The 32 million Indians abroad have been a conduit for the best of our arts and sciences. From being the Indian frontlines in the Silicon Valley, medical practitioners in Europe, business tycoons in the Gulf and Hong Kong, Wall Street analysts to being crowned international beauty queens, Indian acumen and expertise have become marketable commodities.
Indian music has made its mark on the world stage. Indian food is cultural given. Indian fashion now competes at the level of haute couture even as Indian fabrics are in demand in both the East and the West. Indian novelists writing in English have hit the literary scene with force. Indian professionalism in media, law, accountancy and engineering and information technology has formed a swathe and Indian business' know-how is cutting edge. Bollywood’s attraction has been strengthened by the offerings of the south, and Bahubali reigns supreme.
However, there's little to celebrate. We allowed ourselves to be ruled for 200 years by a foreign power, and this year too, we had a slew of negatives and how they are perceived by the outside world.
Among them, the killings over beef eating make us look savage and primitive. The refusal by the Parliament to revoke Article 377 against the LBGT community, a vicious law imposed on India by the same foreign yoke which ironically has no such law in its own country. A Supreme Court verdict disallowing a ten-year-old rape victim from aborting the fetus on the grounds that it had developed into a sustainable life form is a stark testament to the failure of the system, our poor child healthcare, and the unbelievable fact that for 28 weeks no one thought to alleviate this poor child’s agony. This proves that men still decide what women can do with their bodies.
The Big Brother manifested itself by way of linking Aadhar cards with PAN cards and no one quite knows why. For NRIs, it's another hill to climb.

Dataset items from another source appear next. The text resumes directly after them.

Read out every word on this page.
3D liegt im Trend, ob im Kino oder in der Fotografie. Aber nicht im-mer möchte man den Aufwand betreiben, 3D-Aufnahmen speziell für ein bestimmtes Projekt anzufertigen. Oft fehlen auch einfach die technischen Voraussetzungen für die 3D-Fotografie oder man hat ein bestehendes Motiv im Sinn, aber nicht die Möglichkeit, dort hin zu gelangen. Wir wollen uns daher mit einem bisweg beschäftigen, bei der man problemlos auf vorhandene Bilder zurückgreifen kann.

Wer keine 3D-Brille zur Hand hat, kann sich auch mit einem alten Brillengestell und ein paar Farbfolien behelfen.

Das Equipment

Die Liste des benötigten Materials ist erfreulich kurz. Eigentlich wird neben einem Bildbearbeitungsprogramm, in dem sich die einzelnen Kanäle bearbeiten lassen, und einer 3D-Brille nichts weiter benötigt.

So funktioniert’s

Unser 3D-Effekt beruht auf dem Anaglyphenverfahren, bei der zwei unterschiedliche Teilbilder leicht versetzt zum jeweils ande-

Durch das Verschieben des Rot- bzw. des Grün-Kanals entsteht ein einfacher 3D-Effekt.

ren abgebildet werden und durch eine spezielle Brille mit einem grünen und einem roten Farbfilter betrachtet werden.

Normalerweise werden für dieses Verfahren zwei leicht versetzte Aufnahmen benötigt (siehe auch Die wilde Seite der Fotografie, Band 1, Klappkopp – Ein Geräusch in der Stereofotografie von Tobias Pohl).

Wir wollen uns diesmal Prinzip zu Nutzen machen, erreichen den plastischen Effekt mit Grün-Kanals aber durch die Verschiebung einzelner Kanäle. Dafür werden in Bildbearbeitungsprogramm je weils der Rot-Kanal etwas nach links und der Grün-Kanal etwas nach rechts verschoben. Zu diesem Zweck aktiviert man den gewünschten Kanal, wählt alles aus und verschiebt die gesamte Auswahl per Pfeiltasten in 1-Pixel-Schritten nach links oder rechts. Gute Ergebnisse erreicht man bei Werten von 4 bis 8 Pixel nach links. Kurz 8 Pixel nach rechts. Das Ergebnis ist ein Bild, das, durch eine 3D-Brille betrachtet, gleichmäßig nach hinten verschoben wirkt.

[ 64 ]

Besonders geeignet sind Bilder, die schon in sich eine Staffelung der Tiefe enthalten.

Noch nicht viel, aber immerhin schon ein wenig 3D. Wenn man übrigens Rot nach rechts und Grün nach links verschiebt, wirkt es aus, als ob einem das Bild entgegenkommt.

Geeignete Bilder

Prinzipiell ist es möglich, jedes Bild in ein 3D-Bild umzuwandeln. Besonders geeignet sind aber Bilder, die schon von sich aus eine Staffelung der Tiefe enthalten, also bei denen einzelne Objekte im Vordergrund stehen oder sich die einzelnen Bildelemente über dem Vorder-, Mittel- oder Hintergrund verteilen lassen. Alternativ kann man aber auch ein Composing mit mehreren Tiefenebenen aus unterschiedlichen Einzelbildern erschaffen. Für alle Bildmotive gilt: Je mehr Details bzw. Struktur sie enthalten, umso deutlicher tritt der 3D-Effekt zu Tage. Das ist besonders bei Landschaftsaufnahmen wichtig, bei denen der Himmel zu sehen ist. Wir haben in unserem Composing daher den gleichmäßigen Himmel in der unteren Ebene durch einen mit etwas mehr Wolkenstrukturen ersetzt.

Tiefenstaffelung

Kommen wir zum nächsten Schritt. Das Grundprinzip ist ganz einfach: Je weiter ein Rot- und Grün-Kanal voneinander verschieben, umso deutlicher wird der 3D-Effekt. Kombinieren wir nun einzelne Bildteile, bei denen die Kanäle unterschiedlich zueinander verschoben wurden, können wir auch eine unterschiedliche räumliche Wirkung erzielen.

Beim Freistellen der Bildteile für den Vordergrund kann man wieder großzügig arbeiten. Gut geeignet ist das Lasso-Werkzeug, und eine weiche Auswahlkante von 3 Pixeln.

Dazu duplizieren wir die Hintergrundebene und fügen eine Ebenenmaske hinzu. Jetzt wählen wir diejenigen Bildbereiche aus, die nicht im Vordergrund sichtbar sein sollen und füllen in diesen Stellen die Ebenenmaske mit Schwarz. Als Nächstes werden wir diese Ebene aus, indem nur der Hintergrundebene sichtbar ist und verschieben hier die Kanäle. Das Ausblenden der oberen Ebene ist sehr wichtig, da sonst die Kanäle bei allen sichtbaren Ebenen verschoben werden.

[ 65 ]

Just as there was confusion about demonetisation — rumours of another one are on the way — the public is unclear how GST will play out even as retailers pull back on several items till there is clarity.
The seven sisters in the North East were hit by floods and we took far too long to react, an acid commentary on our levels of awareness of an integral part of India. A dangerous ignorance that China will exploit as she has spent the past two months trying to hector us on the borders of Bhutan and Sikkim. There are fears that a conflict is possible.
The tension in Jammu and Kashmir does not seem to be lessening and unless a hardcore decision to void Article 370 is made and the state is brought on par with the rest of the country, the issue will never be resolved. All we will do is confront civilians with guns and widen the chasm. The incessant appeasement as a policy only breeds contempt.
The call for Gorkhaland in the east needs to be resolved swiftly. With 29 states and seven union territories what are a few more if a sense of identity is assuaged.
In 2016, we were hit by terror attacks in Uri which led to surgical strikes. But did we stop prematurely with Pakistan? There's also a fear that we have left naval officer Kulbhushan Jadhav to the caprice of Islamabad and its generals. Last November, demonetisation was welcomed by NRIs but there is still a lingering suspicion that the truly rich got away.
What scares us this 15 August? Even as our top echelons go through the paces of saluting the unknown soldier’s memorial and laying wreaths against a backdrop where armed forces personnel in peaceful areas are having their free rations stopped, we do wonder if this is the right time.... The dragon in the north threatens to belch fire, and keeping our troops’ morale high should be of utmost importance.